I dropped the newspaper and looked at my father.
“Rico’s dead?” I choked. I hated myself for the tears that welled in my eyes. I shouldn’t have cared I should’ve been mad, I should hate him, but I felt none of that. I did care and so I let the tears fall cursing myself as they did. I told myself it was okay to cry it was okay to grieve the man I had called my boyfriend because I hadn’t yet had a chance to process him as the enemy. He was just the guy who used to tell me he loved me. The guy I once thought I was going to spend my whole life with. I mourned the Rico I had known and loved he may not have been real and it may have all been an act, but it was the only reality I had truly known. Until now.
My father wrapped his arms around me bringing my head to his chest, caressing my hair as I cried. I tried not to ever harp on the things my dad did for a living. It was none of my business, but at that moment, I couldn’t help but wonder if the man comforting me over the loss of Rico was the one who had actually murdered him. The thought that Rico’s blood was on my own father’s hands appalled me. It wasn’t rational, and I had to remind myself that Rico was a bad guy that he was probably using me to get to my father. Rico never felt a goddamn thing for me that didn’t mean I wanted him dead. I definitely didn’t like the idea of my father being responsible for his death. I was torn between the right and wrong society set and the right and wrong the mob lived.

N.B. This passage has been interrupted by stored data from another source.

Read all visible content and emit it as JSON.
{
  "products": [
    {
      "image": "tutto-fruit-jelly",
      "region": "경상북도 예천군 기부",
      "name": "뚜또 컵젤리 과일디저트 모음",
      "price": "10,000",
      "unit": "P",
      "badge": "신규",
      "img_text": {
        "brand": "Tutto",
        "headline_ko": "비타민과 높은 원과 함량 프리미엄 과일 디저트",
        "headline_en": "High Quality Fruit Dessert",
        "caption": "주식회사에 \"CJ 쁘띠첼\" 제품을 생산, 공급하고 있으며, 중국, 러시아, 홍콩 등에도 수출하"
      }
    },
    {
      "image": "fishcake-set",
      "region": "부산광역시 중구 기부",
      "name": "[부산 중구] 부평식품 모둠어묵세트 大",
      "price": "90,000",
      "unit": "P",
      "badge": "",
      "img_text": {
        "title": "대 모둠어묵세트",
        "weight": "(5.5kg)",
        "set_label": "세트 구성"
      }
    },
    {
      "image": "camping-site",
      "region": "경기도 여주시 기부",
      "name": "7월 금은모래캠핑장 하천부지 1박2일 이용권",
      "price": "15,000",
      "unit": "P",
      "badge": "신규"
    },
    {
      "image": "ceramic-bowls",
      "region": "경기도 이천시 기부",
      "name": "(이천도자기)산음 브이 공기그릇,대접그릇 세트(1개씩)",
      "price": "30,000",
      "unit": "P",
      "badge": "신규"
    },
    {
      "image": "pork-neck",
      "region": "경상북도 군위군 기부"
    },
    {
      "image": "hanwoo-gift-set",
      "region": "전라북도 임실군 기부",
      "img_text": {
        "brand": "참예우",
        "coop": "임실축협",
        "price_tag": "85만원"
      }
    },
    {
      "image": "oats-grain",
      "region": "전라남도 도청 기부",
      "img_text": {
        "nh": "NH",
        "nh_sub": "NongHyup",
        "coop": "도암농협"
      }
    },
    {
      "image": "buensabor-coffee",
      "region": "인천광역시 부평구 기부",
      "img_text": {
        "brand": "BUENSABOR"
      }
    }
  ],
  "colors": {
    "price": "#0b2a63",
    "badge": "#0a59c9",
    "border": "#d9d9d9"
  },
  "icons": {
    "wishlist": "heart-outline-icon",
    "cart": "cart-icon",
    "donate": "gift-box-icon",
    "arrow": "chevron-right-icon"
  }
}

I pushed away from my father rising to my feet, wiping at my cheeks with the backs of my hands.
“Did you, do it?” I asked, knowing I was disobeying a covert rule in asking my father to admit if he committed murder. You learn something as the daughter of a mob boss something drummed into your head from a very tender young age. Admit nothing. People legitimately connected to the mafia never proclaimed they were and they sure as hell didn’t confess to any of their crimes.
I stared at my father, his face concealing any emotion or reaction to my question. He sat there like a fucking statue. He didn’t have to respond verbally to my question in order for him to answer it. His body language was all the response I needed to know that he had in fact killed Rico. I had lived twenty-one years surmising what my father was capable, but always hoping that someone else had executed his crimes, but right there in that moment, I learned the ugly truth.
I shook my head in disgust. It wasn’t just learning what he was capable of, I conceded it was also knowing that the life he chose made us all susceptible to his crimes that we all suffered being a part of his lifestyle. My sister and I now had to drop our lives and go into hiding because my father couldn’t be a nine-to-five guy and instead had chosen to be a thug.
“You really are a monster,” I whispered grimly.
My father remained mute and perfectly still granting me no reaction at all. I couldn’t stand to look at him anymore and escaped to the bedroom, slamming the door behind me leaving my father to battle his conscience that’s providing he had one at all.